Chapter 4 begins with a discussion of the types and kinds of data most suitable for an analysis that uses the Benford probability distribution. Next we describe an R computer program – program Benford – designed to evaluate observed data for agreement with the Benford probability distribution; and we give an example of output from the program using a typical dataset. We then move to an overview of our workflow of Benford agreement analyses where we outline our process for assessing the validity of data using Benford agreement analyses. We end the chapter with a discussion of the concept of Benford validity, which we will employ in subsequent chapters.
Chapter 7 takes a closer look at some of the Sea Around Us fish-landings data that we assessed for Benford agreement in Chapter 5. We chose these data because of the mixed agreement findings among them: while the full dataset and several sets of subgroups indicated that the data exhibited Benford validity, when we analyzed West African countries individually, a number of them were found to have unacceptable Benford agreement and therefore problematic Benford validity. We present ways in which researchers can assess the impact of unacceptable Benford agreement on their analyses.
Chapter 3 describes and illustrates the Benford probability distribution. A brief summary of the origin and evolution of the Benford distribution is drawn and the development and assessment of various measures of goodness of fit between an empirical distribution and the Benford distribution are described and illustrated. These masures are Pearson’s chi-squared, Wilks’ likelihood-ratio, Hardy and Ramanujan’s partition theory, Fisher’s exact test, Kuiper’s measure, Tam Cho and Gaines’ d measure, Cohen’s w measure, and Nigrini’s MAD measure.

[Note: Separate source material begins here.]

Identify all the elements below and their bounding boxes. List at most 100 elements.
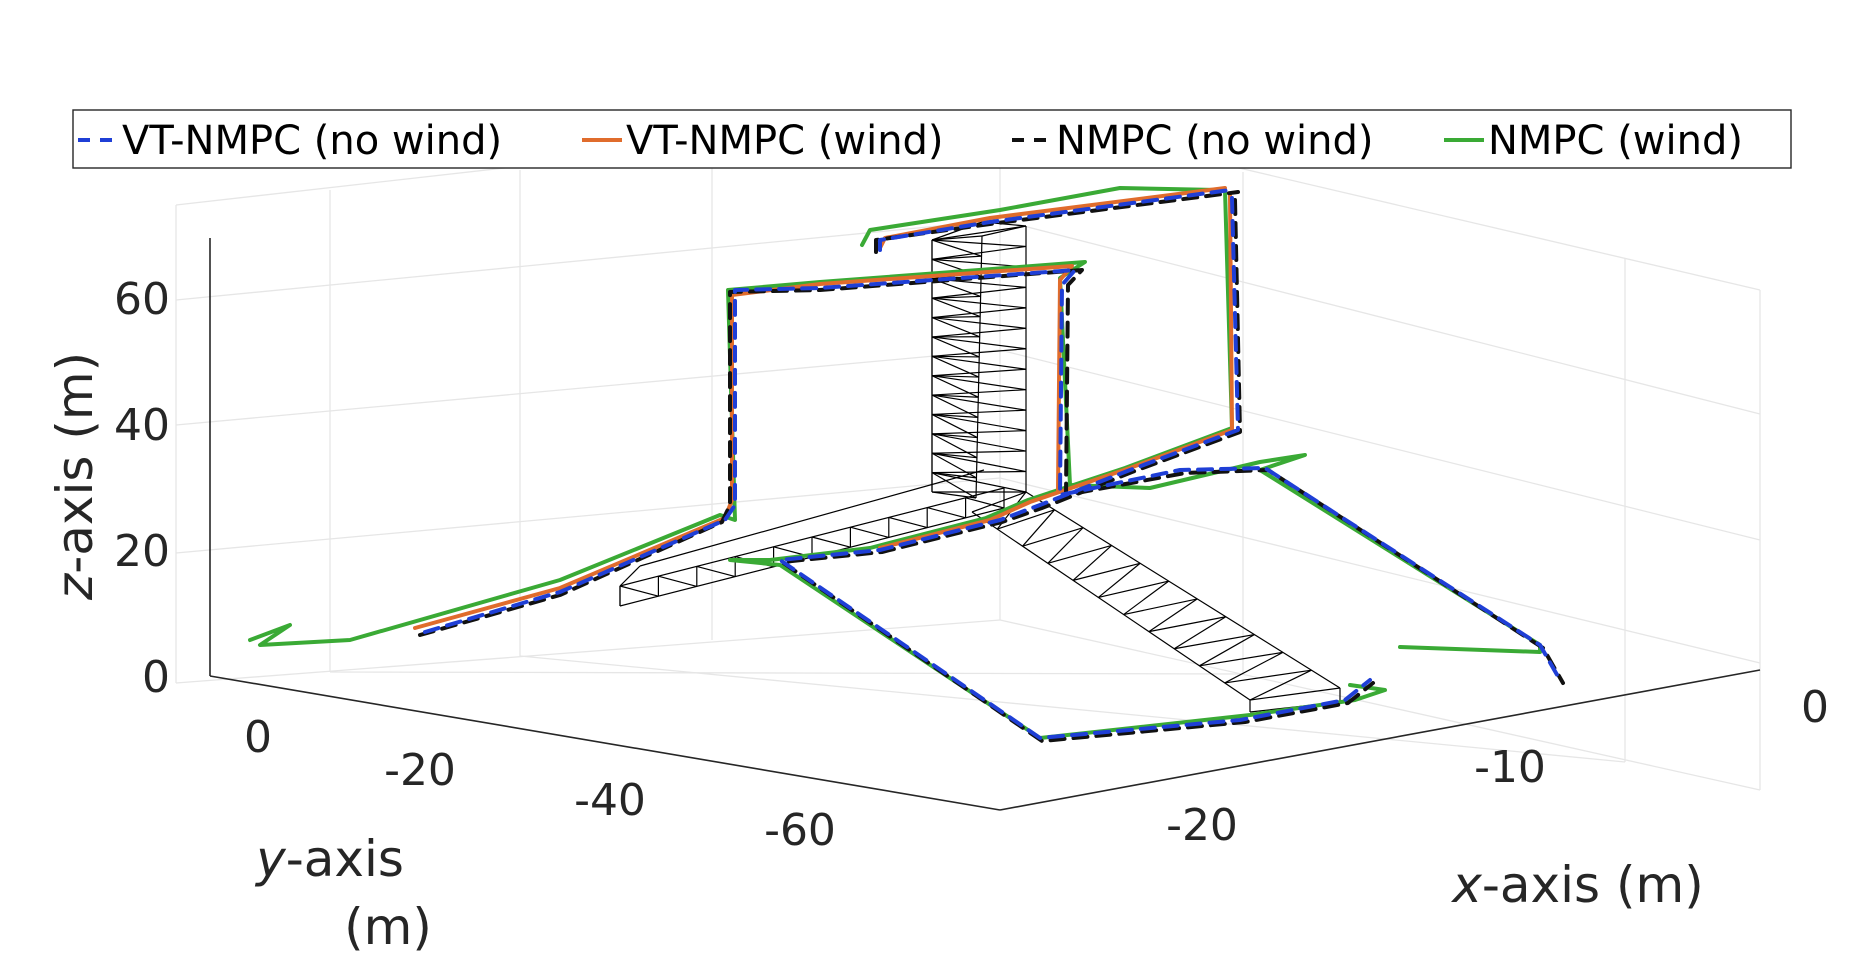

Chapter 6 provides a second empirical example of the Benford agreement procedure: here we analyze new daily COVID-19 cases at the US state level and at the global level across nations. Both the state-level and the global analyses consider time as a variable. Specifically we examine, (1) for the United States, new reports of COVID-19 between January 22, 2020 and November 16, 2021 at the state level, and (2) for the cross-national data, new reports of COVID-19 between February 24, 2020 and January 13, 2022. At the state level, we report Benford agreement analyses for (1) the full dataset, (2) cases grouped alphabetically, (3) cases grouped regionally, (4) cases grouped by days of the week, and (5) cases grouped by their governor’s party (Republican or Democratic). We then turn our Benford agreement analysis to global cross-national COVID-19 data to assess whether Benford agreement of COVID-19 varies across countries.